Tragically, half of America's children reach adulthood without their biological parents married to one another. But Thanksgiving is a time when we celebrate the unity that we do have and the family we've been blessed with. Days such as this are all too rare for all of us, but they're especially rare for families suffering from brokenness. The family is strengthened by the experiences shared together on days like Thanksgiving.

By undermining a time devoted to family and the transcendent, these retailers are sending a message that they don't understand how important strong families are to the long-term health of the American economy and their own financial viability.

The fact is the American economy needs strong families. The Marriage and Religion Research Institute's analysis, "U.S. Social Policy Dependence on the Family," shows that the fraction of families intact in an area – that is, the fraction of children who reach 17 with both their biological parents married to one another – has a powerful, positive influence on an area's prime-age male employment levels. It also has a marked negative influence on area levels of poverty and welfare receipt. Put simply: Where the family is strong, the economy is strong. Where the family is weak, the economy suffers. It is in retailers' best interest to preserve the family structure that safeguards customers' financial well being.

Some Americans – doctors, nurses, policemen – sacrifice this precious day for the sake of the common good to provide their communities necessary or emergency services. But customer service representatives and cashiers shouldn't be asked to make the same sacrifice. What does it say of us as a nation that we have become so consumed with consumerism that retailers feel obliged to make sales clerks work on a day devoted to family?

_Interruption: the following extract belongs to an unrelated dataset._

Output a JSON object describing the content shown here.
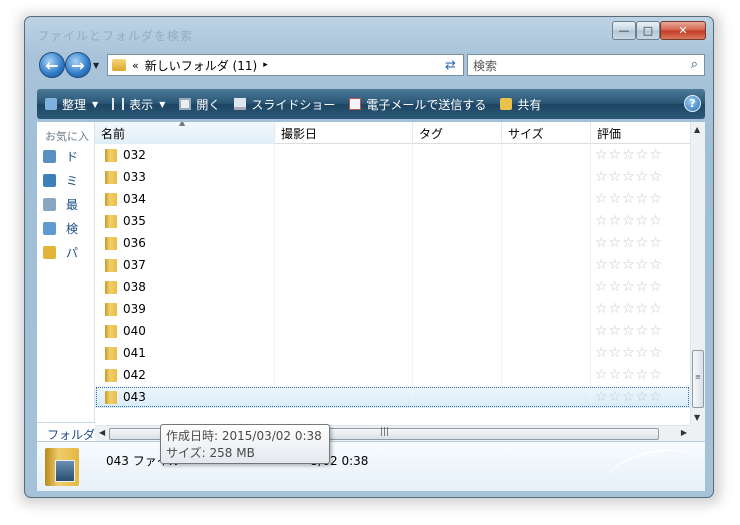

Finally, if customer-enabled retailers successfully turn Thanksgiving Day into Black Thursday, they will undermine the holiday season's warm feeling of family and community – a primary motivation for shopping during the holiday season. If Thanksgiving is undermined, so will Black Friday sales; the retailers will have successfully killed the goose that lays the golden eggs.

I'm excited to begin the holiday season. Corporate Scrooges and overeager consumers notwithstanding, it's still sure to be the most wonderful time of the year. The only things I plan on scoring Thanksgiving Day, however, will be a second helping of cran apple pie and a win over my husband's siblings in Monopoly.

Anna Shafer is an associate editor at the Family Research Council's Marriage and Religion Research Institute.